The FDA stated in a guidance document that “this guidance is intended to provide measurable voluntary short-term (2.5-year) goals for sodium content in commercially processed, packaged, and prepared foods to reduce excess population sodium intake while recognizing and supporting the important roles sodium plays in food technology and food safety.”
According to the FDA, salt is pre-added to the majority of foods Americans eat and accounts for 70% of their total intake, making it difficult for people to lower their sodium intake on their own. As a result, the goal is for food producers and manufacturers to reduce emissions on their own.
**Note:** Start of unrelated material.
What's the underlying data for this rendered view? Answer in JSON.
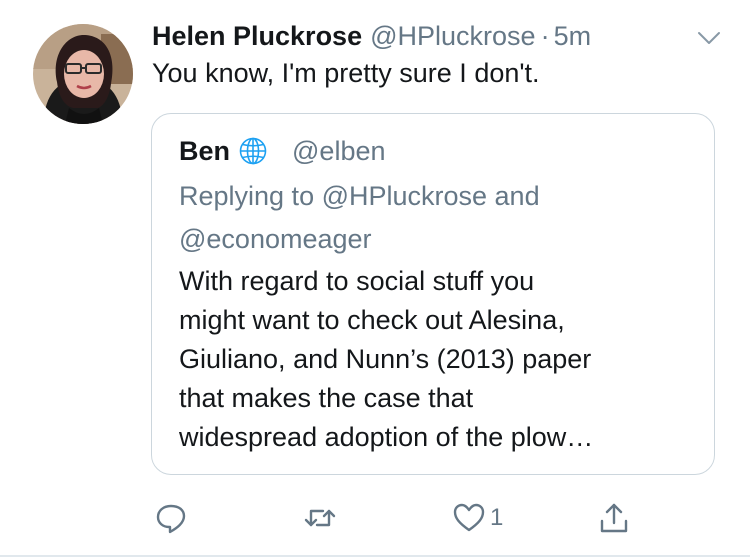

On a media call Wednesday, Susan Mayne, director of the FDA’s Center for Food Safety and Applied Nutrition, stated, “We know that cutting salt in your diet is difficult to achieve on your own because nearly 70% of the sodium we eat comes from processed, packaged, and prepared foods.”
The FDA expects that by putting pressure on firms, they would be pushed in the correct direction.
The new recommendation’s principal purpose is to lower heart disease rates. According to the Centers for Disease Control and Prevention, “heart disease is the top cause of mortality for men, women, and persons of most racial and ethnic groups in the United States.”
To prevent individuals from opting for a higher salt choice, the FDA understands that sodium reduction must be gradual across the whole food supply.
In a statement, the National Restaurant Association said it plans to work with the FDA to reduce sodium consumption and “continues to give options to suit consumers’ wishes and health concerns.”
Although the recommended daily sodium consumption is 2,300 mg, a 12% reduction in sodium intake would reduce daily sodium intake from 3,400 to 3,000 milligrams.
The FDA intends to keep track of progress, but the new guidance isn’t legally mandatory.